Authigenic Illite Morphology: Appearances Can Be Deceiving
Joshua D. Cocker
Authigenic filamentous illite can severely reduce permeability despite relatively high porosities in sandstones. The effect of illite on rock properties is dependent on the illite's morphology. By combining careful core preservation, critical-point drying, and scanning electron microscopy examination, it can be shown that illite has various morphologies, both natural and artifactual. The native-state growth form of illite is filamentous into open, brine-filled pore space. If the illite grows as relatively thick filaments, its morphology is stable, unaltered by changes in liquid saturations or core drying. However, thin illite is delicate, and its filamentous form can be modified naturally and artificially, by the passage of interfaces between fluids. Hydrocarbons entering a reservoir modify the fiber distribution, giving rise to various illite textures. In a North Sea Brent reservoir, filaments are preserved in the water zone and in isolated water-saturated sandstones high in the oil zone, but in oil-saturated samples the illite is matted into flake and honeycomb forms.
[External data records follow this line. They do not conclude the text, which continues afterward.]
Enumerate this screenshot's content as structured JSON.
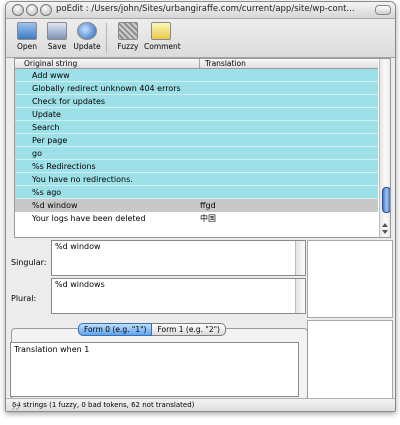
{
  "window": {
    "title": "poEdit : /Users/john/Sites/urbangiraffe.com/current/app/site/wp-cont..."
  },
  "toolbar": {
    "buttons": [
      {
        "id": "open",
        "label": "Open",
        "icon": "open-folder-icon"
      },
      {
        "id": "save",
        "label": "Save",
        "icon": "save-disk-icon"
      },
      {
        "id": "update",
        "label": "Update",
        "icon": "update-globe-icon"
      },
      {
        "id": "fuzzy",
        "label": "Fuzzy",
        "icon": "fuzzy-icon"
      },
      {
        "id": "comment",
        "label": "Comment",
        "icon": "comment-note-icon"
      }
    ]
  },
  "list": {
    "headers": {
      "original": "Original string",
      "translation": "Translation"
    },
    "rows": [
      {
        "original": "Add www",
        "translation": "",
        "state": "fuzzy"
      },
      {
        "original": "Globally redirect unknown 404 errors",
        "translation": "",
        "state": "fuzzy"
      },
      {
        "original": "Check for updates",
        "translation": "",
        "state": "fuzzy"
      },
      {
        "original": "Update",
        "translation": "",
        "state": "fuzzy"
      },
      {
        "original": "Search",
        "translation": "",
        "state": "fuzzy"
      },
      {
        "original": "Per page",
        "translation": "",
        "state": "fuzzy"
      },
      {
        "original": "go",
        "translation": "",
        "state": "fuzzy"
      },
      {
        "original": "%s Redirections",
        "translation": "",
        "state": "fuzzy"
      },
      {
        "original": "You have no redirections.",
        "translation": "",
        "state": "fuzzy"
      },
      {
        "original": "%s ago",
        "translation": "",
        "state": "fuzzy"
      },
      {
        "original": "%d window",
        "translation": "ffgd",
        "state": "selected"
      },
      {
        "original": "Your logs have been deleted",
        "translation": "中国",
        "state": "normal"
      }
    ]
  },
  "editor": {
    "singular_label": "Singular:",
    "singular_value": "%d window",
    "plural_label": "Plural:",
    "plural_value": "%d windows",
    "tabs": [
      {
        "label": "Form 0 (e.g. \"1\")",
        "active": true
      },
      {
        "label": "Form 1 (e.g. \"2\")",
        "active": false
      }
    ],
    "translation_value": "Translation when 1"
  },
  "status": {
    "text": "64 strings (1 fuzzy, 0 bad tokens, 62 not translated)"
  },
  "colors": {
    "fuzzy_row": "#9ee0e8",
    "selected_row": "#c8c8c8",
    "active_tab": "#5fa3ea"
  }
}
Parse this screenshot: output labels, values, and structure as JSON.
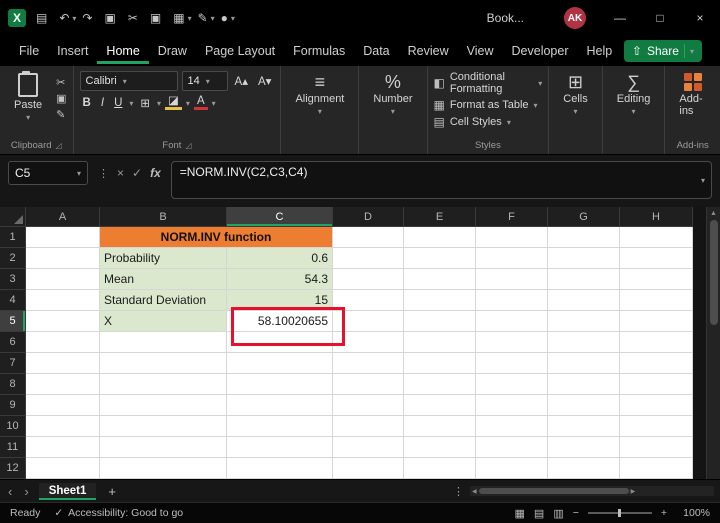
{
  "colors": {
    "accent_green": "#21A366",
    "share_green": "#107C41",
    "header_orange": "#ED7D31",
    "fill_green": "#DBE8CD",
    "annotation_red": "#E8112D"
  },
  "icons": {
    "logo": "X",
    "save": "▤",
    "undo": "↶",
    "redo": "↷",
    "clipboard": "▣",
    "cut": "✂",
    "copy": "▣",
    "pen": "✎",
    "circle": "●",
    "chv": "▾",
    "x": "×",
    "check": "✓",
    "fx": "fx",
    "min": "—",
    "max": "□",
    "close": "×",
    "share": "⇧",
    "borders": "⊞",
    "fill": "◪",
    "alpha": "A",
    "bold": "B",
    "italic": "I",
    "under": "U",
    "align": "≡",
    "pct": "%",
    "cf": "◧",
    "ftable": "▦",
    "cstyles": "▤",
    "cells": "⊞",
    "sum": "∑",
    "launcher": "◿",
    "up": "▲",
    "left": "◀",
    "right": "▶",
    "plus": "+",
    "minus": "−",
    "navl": "‹",
    "navr": "›",
    "dots": "⋮",
    "grid1": "▦",
    "grid2": "▤",
    "grid3": "▥",
    "sizeup": "A▴",
    "sizedn": "A▾",
    "acc": "✓"
  },
  "titlebar": {
    "workbook": "Book...",
    "avatar": "AK"
  },
  "menubar": {
    "items": [
      "File",
      "Insert",
      "Home",
      "Draw",
      "Page Layout",
      "Formulas",
      "Data",
      "Review",
      "View",
      "Developer",
      "Help"
    ],
    "active": "Home",
    "share": "Share"
  },
  "ribbon": {
    "clipboard": {
      "paste_label": "Paste",
      "group_label": "Clipboard"
    },
    "font": {
      "family": "Calibri",
      "size": "14",
      "group_label": "Font"
    },
    "alignment": {
      "label": "Alignment"
    },
    "number": {
      "label": "Number"
    },
    "styles": {
      "items": [
        "Conditional Formatting",
        "Format as Table",
        "Cell Styles"
      ],
      "group_label": "Styles"
    },
    "cells": {
      "label": "Cells"
    },
    "editing": {
      "label": "Editing"
    },
    "addins": {
      "label": "Add-ins",
      "group_label": "Add-ins"
    }
  },
  "formula_bar": {
    "name_box": "C5",
    "formula": "=NORM.INV(C2,C3,C4)"
  },
  "sheet": {
    "columns": [
      "A",
      "B",
      "C",
      "D",
      "E",
      "F",
      "G",
      "H"
    ],
    "rows": [
      "1",
      "2",
      "3",
      "4",
      "5",
      "6",
      "7",
      "8",
      "9",
      "10",
      "11",
      "12"
    ],
    "title": "NORM.INV function",
    "data": [
      {
        "label": "Probability",
        "value": "0.6"
      },
      {
        "label": "Mean",
        "value": "54.3"
      },
      {
        "label": "Standard Deviation",
        "value": "15"
      },
      {
        "label": "X",
        "value": "58.10020655"
      }
    ],
    "selected": "C5"
  },
  "tabs": {
    "sheet": "Sheet1"
  },
  "status": {
    "mode": "Ready",
    "accessibility": "Accessibility: Good to go",
    "zoom": "100%"
  }
}
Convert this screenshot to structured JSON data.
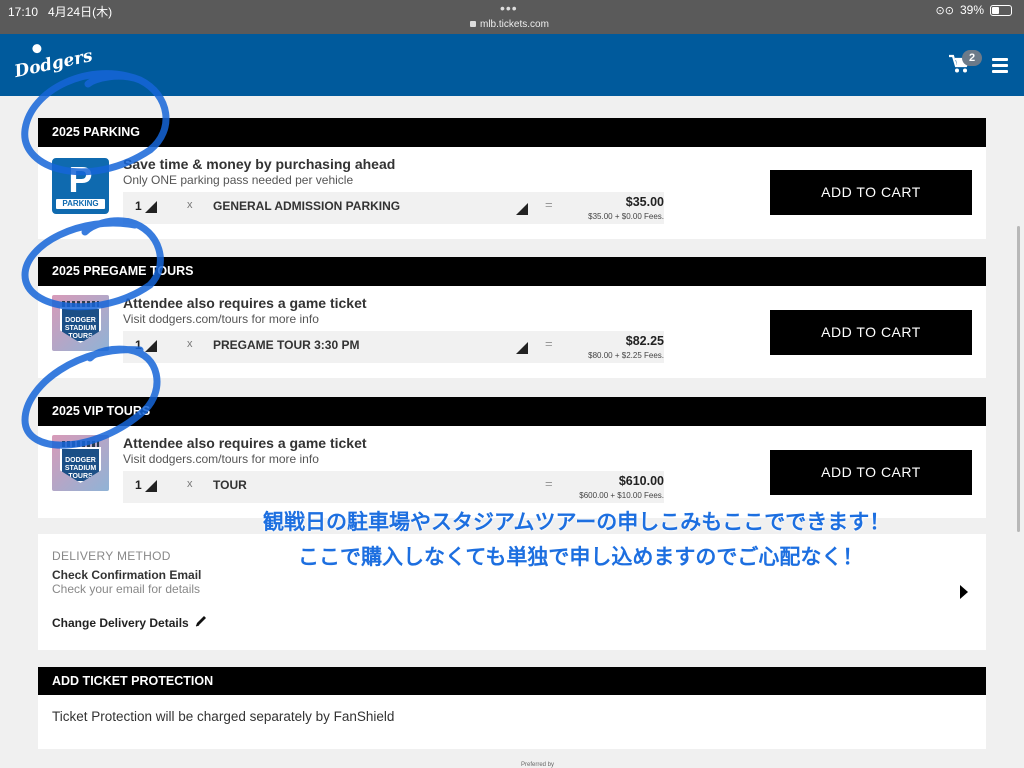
{
  "status_bar": {
    "time": "17:10",
    "date": "4月24日(木)",
    "url": "mlb.tickets.com",
    "battery": "39%"
  },
  "header": {
    "logo_text": "Dodgers",
    "cart_count": "2",
    "brand_color": "#005a9c"
  },
  "sections": [
    {
      "heading": "2025 PARKING",
      "title": "Save time & money by purchasing ahead",
      "subtitle": "Only ONE parking pass needed per vehicle",
      "icon": "parking-icon",
      "icon_text": "P",
      "icon_label": "PARKING",
      "quantity": "1",
      "multiplier": "x",
      "item": "GENERAL ADMISSION PARKING",
      "equals": "=",
      "price": "$35.00",
      "fees": "$35.00 + $0.00 Fees.",
      "button": "ADD TO CART"
    },
    {
      "heading": "2025 PREGAME TOURS",
      "title": "Attendee also requires a game ticket",
      "subtitle": "Visit dodgers.com/tours for more info",
      "icon": "dodger-stadium-tours-icon",
      "icon_text": "DODGER STADIUM TOURS",
      "quantity": "1",
      "multiplier": "x",
      "item": "PREGAME TOUR 3:30 PM",
      "equals": "=",
      "price": "$82.25",
      "fees": "$80.00 + $2.25 Fees.",
      "button": "ADD TO CART"
    },
    {
      "heading": "2025 VIP TOURS",
      "title": "Attendee also requires a game ticket",
      "subtitle": "Visit dodgers.com/tours for more info",
      "icon": "dodger-stadium-tours-icon",
      "icon_text": "DODGER STADIUM TOURS",
      "quantity": "1",
      "multiplier": "x",
      "item": "TOUR",
      "equals": "=",
      "price": "$610.00",
      "fees": "$600.00 + $10.00 Fees.",
      "button": "ADD TO CART"
    }
  ],
  "annotation": {
    "line1": "観戦日の駐車場やスタジアムツアーの申しこみもここでできます！",
    "line2": "ここで購入しなくても単独で申し込めますのでご心配なく！",
    "color": "#1d6fe0"
  },
  "delivery": {
    "label": "DELIVERY METHOD",
    "title": "Check Confirmation Email",
    "subtitle": "Check your email for details",
    "change": "Change Delivery Details"
  },
  "protection": {
    "heading": "ADD TICKET PROTECTION",
    "text": "Ticket Protection will be charged separately by FanShield"
  },
  "footer": {
    "preferred": "Preferred by"
  }
}
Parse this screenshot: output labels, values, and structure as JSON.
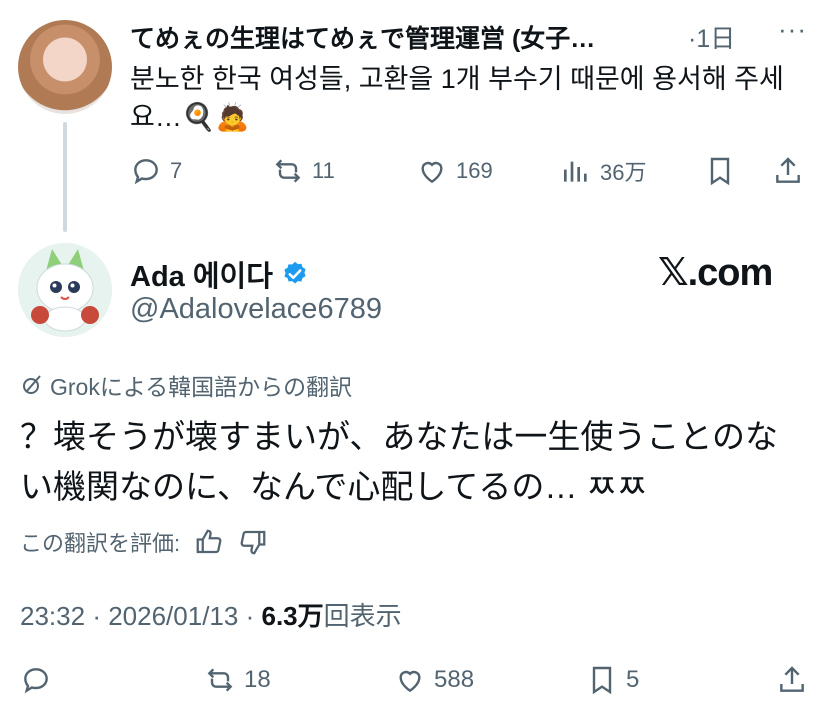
{
  "tweet1": {
    "author_name": "てめぇの生理はてめぇで管理運営 (女子…",
    "time": "·1日",
    "more": "···",
    "text": "분노한 한국 여성들, 고환을 1개 부수기 때문에 용서해 주세요…🍳🙇",
    "actions": {
      "replies": "7",
      "reposts": "11",
      "likes": "169",
      "views": "36万"
    }
  },
  "tweet2": {
    "author_name": "Ada 에이다",
    "handle": "@Adalovelace6789",
    "watermark": "𝕏.com",
    "translation_label": "Grokによる韓国語からの翻訳",
    "text": "？壊そうが壊すまいが、あなたは一生使うことのない機関なのに、なんで心配してるの… ㅉㅉ",
    "rate_label": "この翻訳を評価:",
    "meta": {
      "time": "23:32",
      "date": "2026/01/13",
      "views": "6.3万",
      "views_suffix": "回表示",
      "sep": "·"
    },
    "actions": {
      "replies": "",
      "reposts": "18",
      "likes": "588",
      "bookmarks": "5"
    }
  },
  "colors": {
    "text": "#0f1419",
    "secondary": "#536471",
    "verified": "#1d9bf0",
    "thread_line": "#cfd9de"
  }
}
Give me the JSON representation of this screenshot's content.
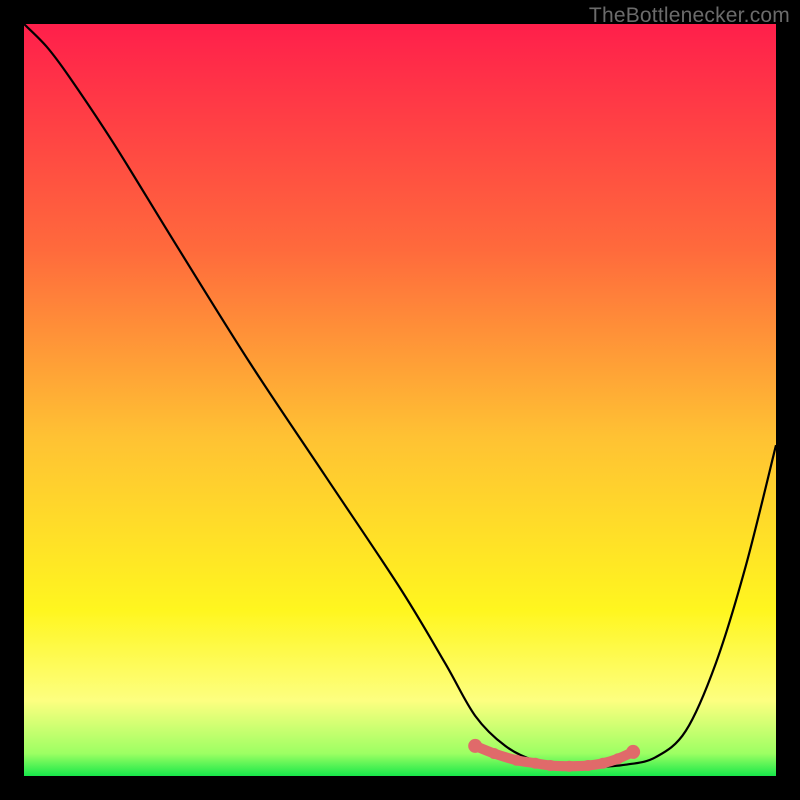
{
  "watermark": "TheBottlenecker.com",
  "chart_data": {
    "type": "line",
    "title": "",
    "xlabel": "",
    "ylabel": "",
    "xlim": [
      0,
      100
    ],
    "ylim": [
      0,
      100
    ],
    "gradient_stops": [
      {
        "offset": 0,
        "color": "#ff1f4b"
      },
      {
        "offset": 30,
        "color": "#ff6a3c"
      },
      {
        "offset": 55,
        "color": "#ffc233"
      },
      {
        "offset": 78,
        "color": "#fff61f"
      },
      {
        "offset": 90,
        "color": "#fdff80"
      },
      {
        "offset": 97,
        "color": "#9dff63"
      },
      {
        "offset": 100,
        "color": "#17e84a"
      }
    ],
    "curve": {
      "name": "bottleneck-curve",
      "x": [
        0,
        3,
        6,
        12,
        20,
        30,
        40,
        50,
        56,
        60,
        64,
        68,
        72,
        76,
        80,
        84,
        88,
        92,
        96,
        100
      ],
      "y": [
        100,
        97,
        93,
        84,
        71,
        55,
        40,
        25,
        15,
        8,
        4,
        2,
        1.3,
        1.2,
        1.5,
        2.5,
        6,
        15,
        28,
        44
      ]
    },
    "marker_band": {
      "name": "optimal-range",
      "color": "#e06a6a",
      "x": [
        60,
        62.5,
        65.5,
        68,
        70,
        72.5,
        75,
        77,
        79,
        81
      ],
      "y": [
        4.0,
        3.0,
        2.1,
        1.7,
        1.4,
        1.3,
        1.4,
        1.7,
        2.3,
        3.2
      ]
    }
  }
}
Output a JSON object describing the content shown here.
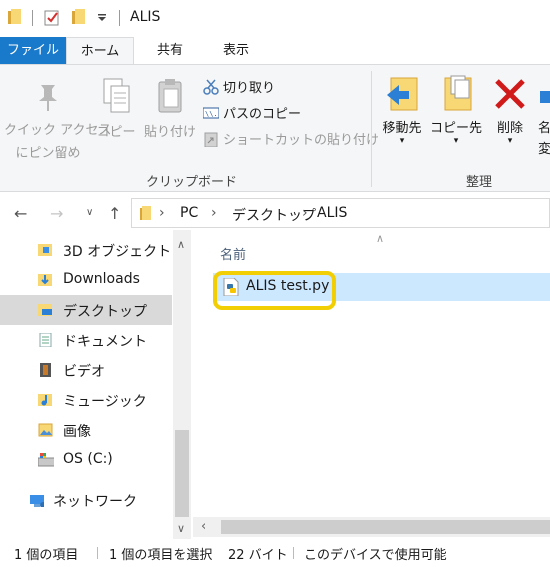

Many textures in the oil zone are similar to those of conventionally air-dried samples, which have artifactual illite morphologies. Without appropriate core preservation and critical-point drying, interpreting the textures as natural or artifactual is difficult--for example, some air-dried illite forms resemble those of smectite or detrital clays. Understanding the various illite morphologies is important for interpreting clay origins, core analysis, and potential productivity or injectivi y of a formation.
AAPG Search and Discovery Article #91043©1986 AAPG Annual Convention, Atlanta, Georgia, June 15-18, 1986.